Ele conta que as concessionárias locais têm testado materiais de origem vegetal, como cana de açúcar, em vez de componentes à base de petróleo. Tecnicamente idênticos aos convencionais, os cabos recobertos com materiais sustentáveis emitem até cinco vezes menos CO₂ em sua confecção.

Laboratório de Alta Tensão da Prysmian em Poços de Caldas (MG): empresa desenvolve cabos recobertos com materiais sustentáveis e ligas mais resistentes (Foto: Divulgação/Prysmian)

O desenvolvimento de ligas mais resistentes, caso da 1120, é outra possibilidade de aplicação em cabos de transmissão, mas também tecnicamente viáveis em redes de distribuição, na avaliação do especialista.

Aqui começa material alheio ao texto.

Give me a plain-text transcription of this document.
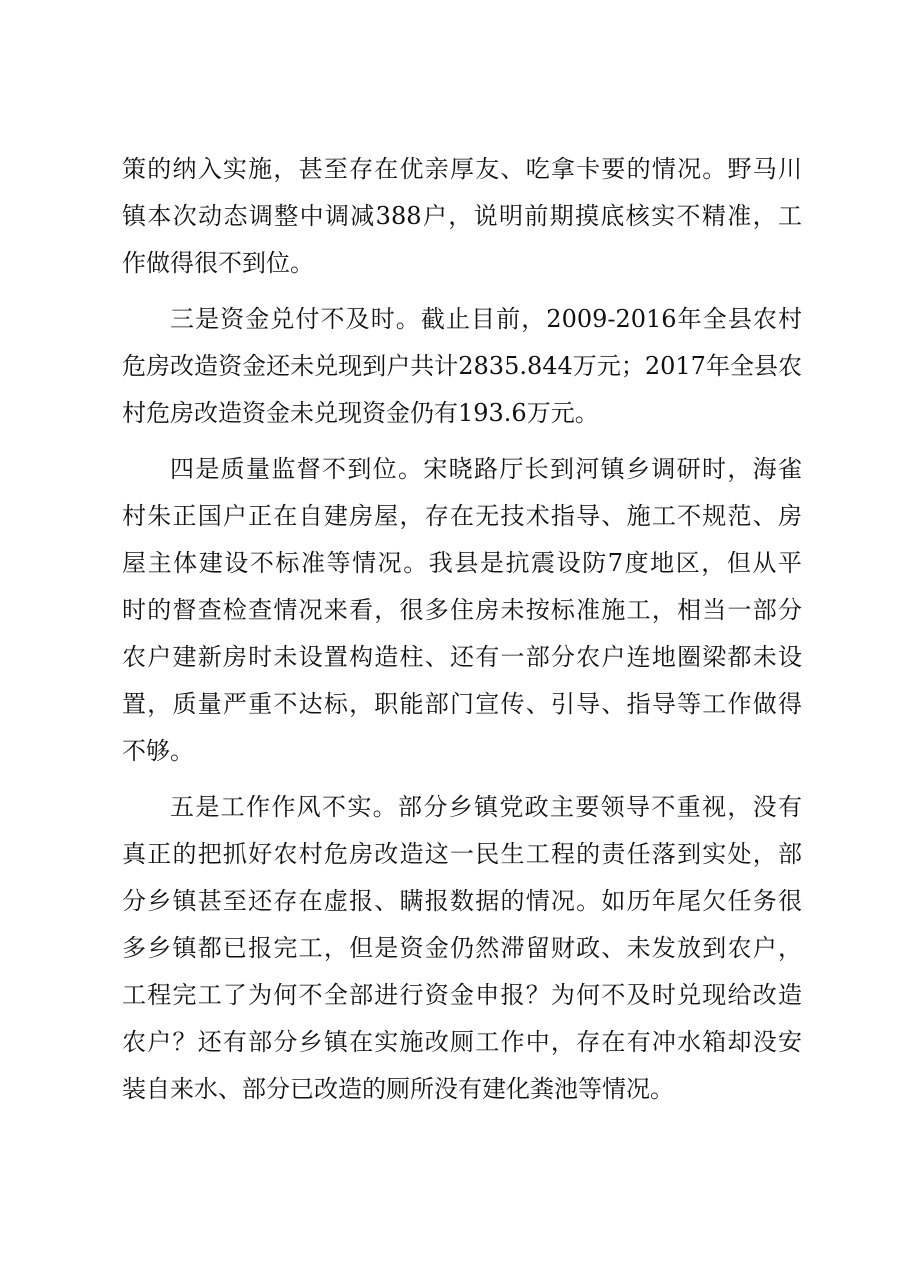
策的纳入实施，甚至存在优亲厚友、吃拿卡要的情况。野马川

镇本次动态调整中调减388户，说明前期摸底核实不精准，工

作做得很不到位。

三是资金兑付不及时。截止目前，2009-2016年全县农村

危房改造资金还未兑现到户共计2835.844万元；2017年全县农

村危房改造资金未兑现资金仍有193.6万元。

四是质量监督不到位。宋晓路厅长到河镇乡调研时，海雀

村朱正国户正在自建房屋，存在无技术指导、施工不规范、房

屋主体建设不标准等情况。我县是抗震设防7度地区，但从平

时的督查检查情况来看，很多住房未按标准施工，相当一部分

农户建新房时未设置构造柱、还有一部分农户连地圈梁都未设

置，质量严重不达标，职能部门宣传、引导、指导等工作做得

不够。

五是工作作风不实。部分乡镇党政主要领导不重视，没有

真正的把抓好农村危房改造这一民生工程的责任落到实处，部

分乡镇甚至还存在虚报、瞒报数据的情况。如历年尾欠任务很

多乡镇都已报完工，但是资金仍然滞留财政、未发放到农户，

工程完工了为何不全部进行资金申报？为何不及时兑现给改造

农户？还有部分乡镇在实施改厕工作中，存在有冲水箱却没安

装自来水、部分已改造的厕所没有建化粪池等情况。
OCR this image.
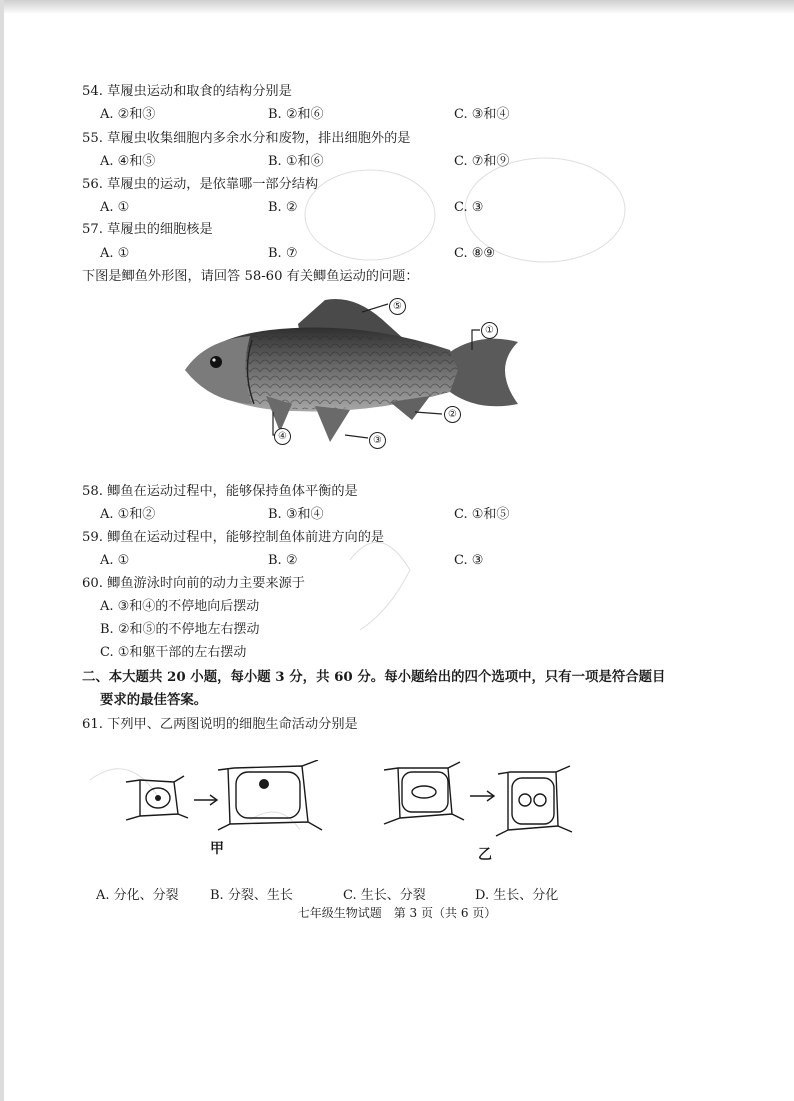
54. 草履虫运动和取食的结构分别是
A. ②和③	B. ②和⑥	C. ③和④
55. 草履虫收集细胞内多余水分和废物，排出细胞外的是
A. ④和⑤	B. ①和⑥	C. ⑦和⑨
56. 草履虫的运动，是依靠哪一部分结构
A. ①	B. ②	C. ③
57. 草履虫的细胞核是
A. ①	B. ⑦	C. ⑧⑨
下图是鲫鱼外形图，请回答 58-60 有关鲫鱼运动的问题：
⑤
①
②
③
④
58. 鲫鱼在运动过程中，能够保持鱼体平衡的是
A. ①和②	B. ③和④	C. ①和⑤
59. 鲫鱼在运动过程中，能够控制鱼体前进方向的是
A. ①	B. ②	C. ③
60. 鲫鱼游泳时向前的动力主要来源于
A. ③和④的不停地向后摆动
B. ②和⑤的不停地左右摆动
C. ①和躯干部的左右摆动
二、本大题共 20 小题，每小题 3 分，共 60 分。每小题给出的四个选项中，只有一项是符合题目
要求的最佳答案。
61. 下列甲、乙两图说明的细胞生命活动分别是
甲	乙
A. 分化、分裂 B. 分裂、生长	C. 生长、分裂	D. 生长、分化
七年级生物试题　第 3 页（共 6 页）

Os revestimentos cerâmicos igualmente fazem parte do escopo de opções e cabos com esse tipo de material ofereceriam ganhos importantes na dissipação térmica, permitindo o aumento da potência transmitida por uma mesma seção. “É ideal para projetos de repotencialização de linhas antigas, evitando a necessidade de troca completa da infraestrutura”, defende.

Assim como Campos e Beatriz, Poersch destaca que a adoção de novas tecnologias sempre vai envolver o aspecto regulatório.

“Os cabos com revestimento cerâmico também contribuem para a redução de perdas elétricas, pois trabalham com menor aquecimento”, exemplifica. “Mas como as perdas em média tensão são calculadas e não medidas, o uso desse tipo de tecnologia não é valorizado adequadamente na remuneração atual”, finaliza.